Für die Bürger bedeutet die Stärkung der digitalen Souveränität mehr Sicherheit und Datenschutz. Heimische Lösungen können besser an nationale Gesetze angepasst werden, was den Schutz persönlicher Daten verbessert. Zudem schafft die Förderung lokaler Unternehmen Arbeitsplätze und stärkt die Wirtschaft. Ein Beispiel ist die Entwicklung von sicheren Kommunikationsplattformen, die den Austausch sensibler Informationen innerhalb Österreichs ermöglichen, ohne dass diese Daten das Land verlassen. Dies ist besonders wichtig für Bereiche wie das Gesundheitswesen und die öffentliche Verwaltung, wo der Schutz sensibler Daten oberste Priorität hat.
Laut einer Studie der Europäischen Kommission aus dem Jahr 2024 sind 70% der europäischen Unternehmen in irgendeiner Form von nicht-europäischen Cloud-Diensten abhängig. In Österreich liegt dieser Wert bei 65%, was die Notwendigkeit einer stärkeren nationalen Infrastruktur unterstreicht. Die österreichische Regierung plant, bis 2030 die Abhängigkeit von ausländischen IT-Diensten um 50% zu reduzieren. Dazu sollen Investitionen in Höhe von 1,5 Milliarden Euro in den Aufbau nationaler IT-Infrastrukturen fließen. Diese Maßnahmen sollen nicht nur die Unabhängigkeit stärken, sondern auch die IT-Sicherheit auf ein neues Level heben.
Die Zukunft der digitalen Souveränität in Österreich sieht vielversprechend aus. Mit der Unterstützung der EU und der nationalen Regierung könnten in den nächsten Jahren bedeutende Fortschritte erzielt werden. Experten prognostizieren, dass Österreich bis 2030 eine führende Rolle in Europa einnehmen könnte, wenn es um die Entwicklung und Implementierung sicherer und unabhängiger digitaler Infrastrukturen geht. Dies würde nicht nur die nationale Sicherheit erhöhen, sondern auch die Wettbewerbsfähigkeit der österreichischen Wirtschaft auf dem globalen Markt stärken.
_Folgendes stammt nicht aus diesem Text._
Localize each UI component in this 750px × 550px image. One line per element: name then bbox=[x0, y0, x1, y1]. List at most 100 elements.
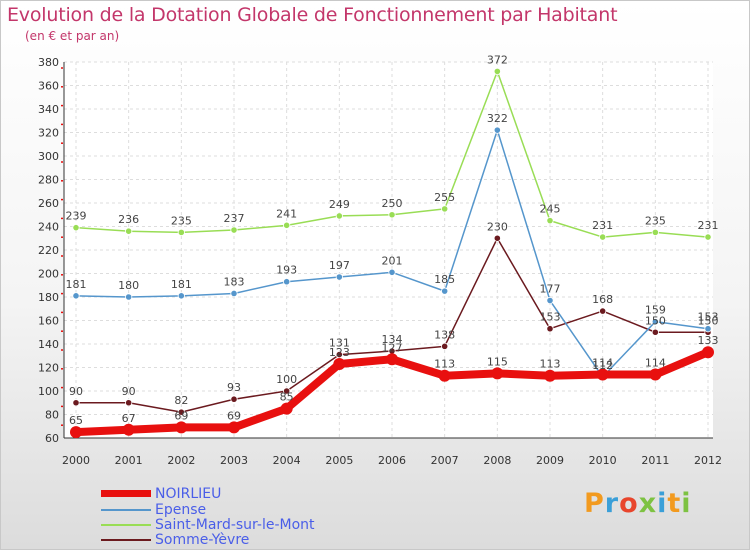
x-tick-label: 2009 bbox=[536, 454, 564, 467]
data-point bbox=[651, 228, 659, 236]
data-label: 193 bbox=[276, 264, 297, 277]
y-tick-label: 360 bbox=[38, 80, 59, 93]
data-label: 93 bbox=[227, 381, 241, 394]
data-point bbox=[441, 205, 449, 213]
data-label: 159 bbox=[645, 304, 666, 317]
data-label: 65 bbox=[69, 414, 83, 427]
data-point bbox=[441, 342, 449, 350]
data-label: 112 bbox=[592, 359, 613, 372]
data-point bbox=[491, 367, 504, 380]
data-point bbox=[386, 353, 398, 366]
data-point bbox=[125, 399, 133, 407]
x-tick-label: 2001 bbox=[115, 454, 143, 467]
x-tick-label: 2005 bbox=[325, 454, 353, 467]
data-point bbox=[335, 273, 343, 281]
data-point bbox=[493, 67, 501, 76]
data-point bbox=[228, 421, 240, 434]
data-point bbox=[651, 318, 659, 326]
data-label: 236 bbox=[118, 213, 139, 226]
x-tick-label: 2003 bbox=[220, 454, 248, 467]
data-point bbox=[72, 399, 80, 407]
data-label: 150 bbox=[698, 314, 719, 327]
data-label: 168 bbox=[592, 293, 613, 306]
chart-subtitle: (en € et par an) bbox=[25, 29, 120, 43]
legend-label-saint-mard: Saint-Mard-sur-le-Mont bbox=[155, 517, 315, 533]
brand-letter: t bbox=[667, 488, 682, 519]
data-label: 177 bbox=[540, 283, 561, 296]
data-point bbox=[546, 325, 554, 333]
data-label: 153 bbox=[540, 311, 561, 324]
data-point bbox=[70, 426, 82, 439]
data-label: 322 bbox=[487, 112, 508, 125]
y-tick-label: 160 bbox=[38, 315, 59, 328]
data-point bbox=[283, 221, 291, 229]
data-label: 138 bbox=[434, 328, 455, 341]
data-label: 115 bbox=[487, 355, 508, 368]
data-point bbox=[704, 233, 712, 241]
data-point bbox=[546, 217, 554, 225]
data-label: 181 bbox=[171, 278, 192, 291]
data-point bbox=[333, 357, 346, 370]
data-point bbox=[283, 278, 291, 286]
data-label: 127 bbox=[382, 341, 403, 354]
data-label: 153 bbox=[698, 311, 719, 324]
legend-label-noirlieu: NOIRLIEU bbox=[155, 486, 222, 502]
data-point bbox=[544, 369, 556, 382]
data-label: 183 bbox=[224, 275, 245, 288]
data-point bbox=[175, 421, 188, 434]
x-tick-label: 2004 bbox=[273, 454, 301, 467]
data-point bbox=[230, 289, 238, 298]
brand-letter: r bbox=[604, 488, 620, 519]
data-label: 241 bbox=[276, 207, 297, 220]
brand-letter: i bbox=[681, 488, 692, 519]
data-point bbox=[546, 296, 554, 305]
data-point bbox=[122, 423, 135, 436]
x-tick-label: 2010 bbox=[589, 454, 617, 467]
y-tick-label: 100 bbox=[38, 385, 59, 398]
y-tick-label: 240 bbox=[38, 221, 59, 234]
chart-title: Evolution de la Dotation Globale de Fonc… bbox=[7, 4, 618, 26]
data-label: 250 bbox=[382, 197, 403, 210]
y-tick-label: 200 bbox=[38, 268, 59, 281]
data-label: 372 bbox=[487, 53, 508, 66]
data-label: 237 bbox=[224, 212, 245, 225]
data-point bbox=[651, 328, 659, 336]
x-tick-label: 2011 bbox=[641, 454, 669, 467]
data-label: 185 bbox=[434, 273, 455, 286]
brand-letter: o bbox=[619, 488, 639, 519]
y-tick-label: 60 bbox=[45, 432, 59, 445]
data-point bbox=[493, 126, 501, 134]
data-point bbox=[441, 287, 449, 295]
data-label: 201 bbox=[382, 254, 403, 267]
data-label: 90 bbox=[122, 385, 136, 398]
data-point bbox=[493, 234, 501, 242]
data-label: 82 bbox=[174, 394, 188, 407]
data-point bbox=[596, 368, 609, 381]
data-label: 85 bbox=[280, 391, 294, 404]
data-label: 100 bbox=[276, 373, 297, 386]
data-point bbox=[704, 325, 712, 333]
data-point bbox=[230, 395, 238, 403]
data-point bbox=[230, 226, 238, 234]
y-tick-label: 180 bbox=[38, 291, 59, 304]
data-label: 197 bbox=[329, 259, 350, 272]
data-point bbox=[388, 211, 396, 219]
y-tick-label: 280 bbox=[38, 174, 59, 187]
y-tick-label: 80 bbox=[45, 409, 59, 422]
data-point bbox=[72, 292, 80, 300]
data-label: 180 bbox=[118, 279, 139, 292]
data-label: 69 bbox=[174, 409, 188, 422]
data-label: 245 bbox=[540, 203, 561, 216]
y-tick-label: 140 bbox=[38, 338, 59, 351]
y-tick-label: 120 bbox=[38, 362, 59, 375]
data-label: 113 bbox=[540, 358, 561, 371]
brand-letter: x bbox=[638, 488, 658, 519]
data-label: 90 bbox=[69, 385, 83, 398]
data-label: 150 bbox=[645, 314, 666, 327]
x-tick-label: 2006 bbox=[378, 454, 406, 467]
data-point bbox=[599, 233, 607, 241]
x-tick-label: 2012 bbox=[694, 454, 722, 467]
data-point bbox=[702, 346, 714, 359]
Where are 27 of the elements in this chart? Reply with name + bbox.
Die digitale Souveränität ist ein entscheidender Faktor für die Zukunft Österreichs. Sie bietet die Möglichkeit, nationale Interessen im digitalen Raum zu schützen und gleichzeitig die heimische Wirtschaft zu stärken. Die aktuellen Maßnahmen der Regierung sind ein wichtiger Schritt in die richtige Richtung, doch es bedarf weiterer Anstrengungen, um die gesetzten Ziele zu erreichen. Die Bürger sind aufgefordert, sich aktiv an dieser Entwicklung zu beteiligen und die Chancen der digitalen Transformation zu nutzen. Weitere Informationen zu diesem Thema finden Sie auf der Website der Europäischen Kommission und in den Veröffentlichungen des österreichischen Wirtschaftsministeriums.